Amazon SageMaker Data Wrangler reduces the time it takes to aggregate and prepare data for ML from weeks to minutes With Data Wrangler, you can simplify the process of data preparation and feature engineering, and complete each step of the data preparation workflow, including data selection, visualization, cleansing, and preparation from a low-code visual interface. Many ML practitioners want to explore datasets directly in notebooks to spot potential data-quality issues, like missing information, extreme values, skewed datasets, or biases, so they can correct those issues to prepare data for training ML model faster. ML practitioners can spend weeks writing boilerplate code to visualize and examine different parts of their dataset to identify and fix potential issues.

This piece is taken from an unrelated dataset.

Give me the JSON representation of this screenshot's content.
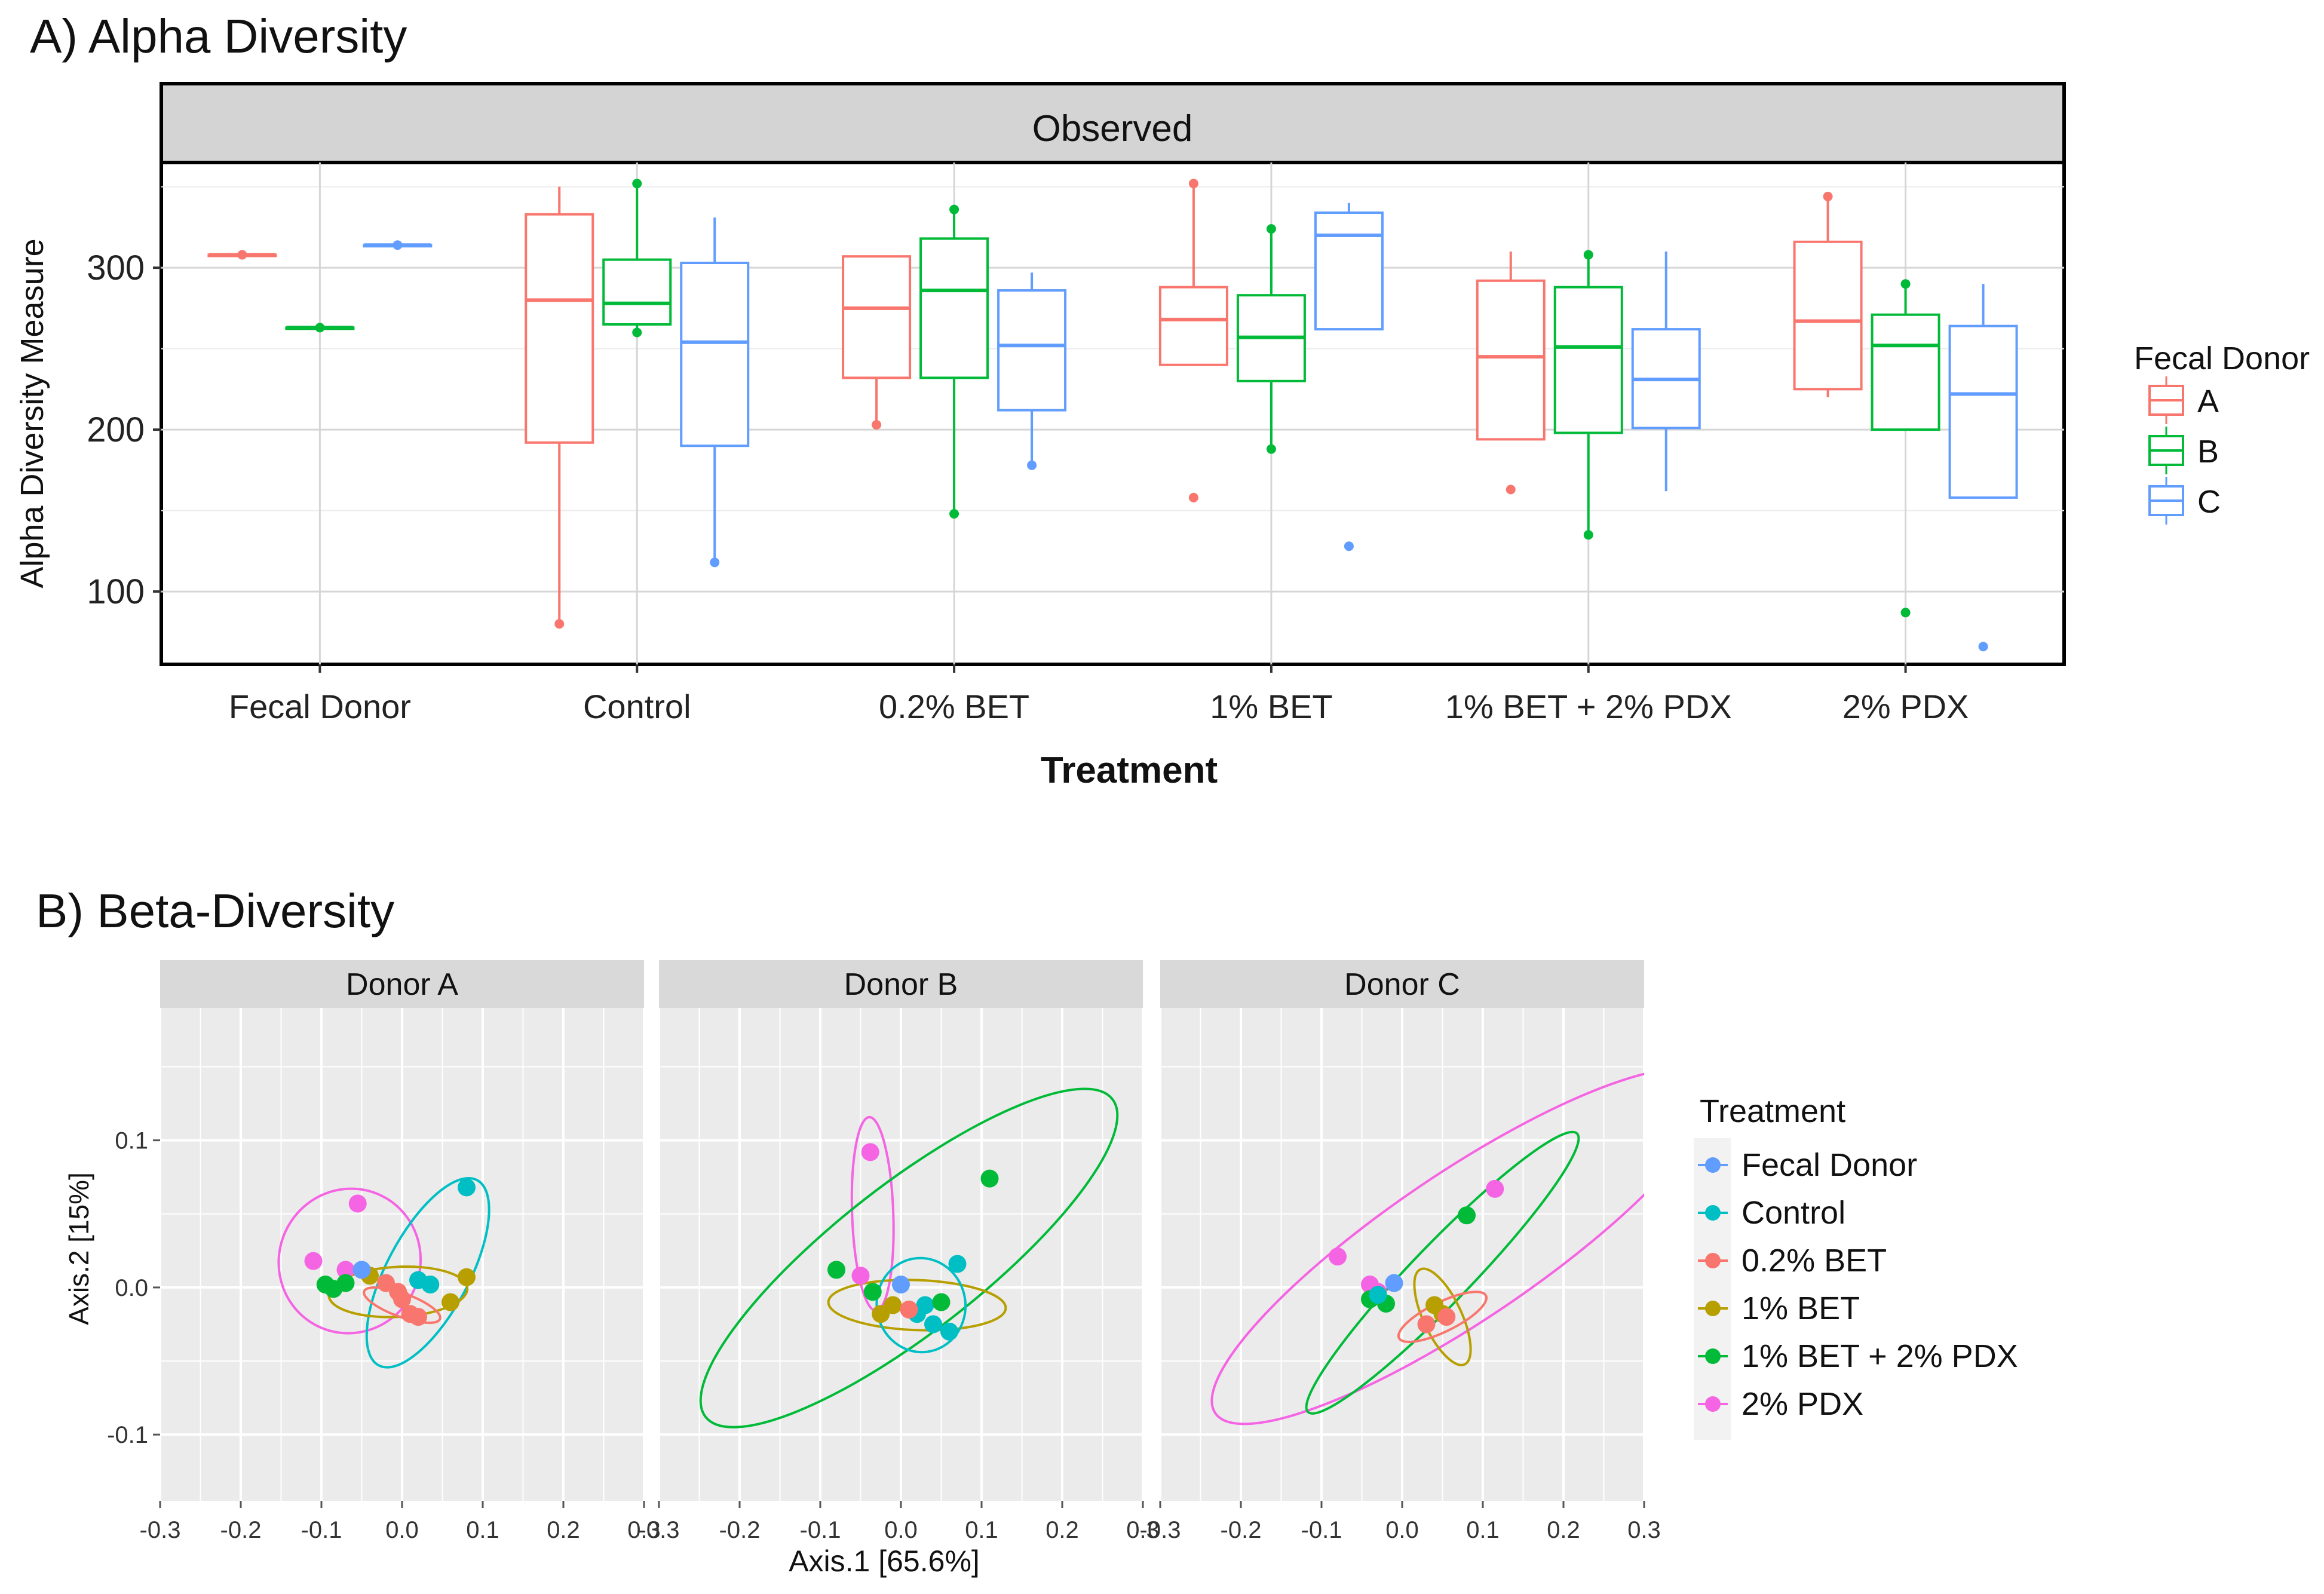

Starting today, Data Wrangler offers a built-in data preparation capability in Amazon SageMaker Studio notebooks that allows ML practitioners to visually review data characteristics, identify issues, and remediate data-quality problems—in just a few clicks directly within the notebooks. When users display a data frame (a tabular representation of data) in their notebooks, SageMaker Studio notebooks automatically generate charts to help users understand their data distribution patterns, identify potential issues such as incorrect data, missing data, or outliers, and suggests data transformations to fix these issues. The new capability also enables users to identify target column data quality issues that will affect the ML model performance such as imbalanced data or mixed data types, and suggests data transformations to fix these issues. Once the ML practitioner selects a data transformation, SageMaker Studio notebooks generates the corresponding codes within the notebook so the data transformation can be repeatedly applied every time the notebook is run.

This feature is generally available in all the regions currently supported by SageMaker Studio notebooks at no additional charge.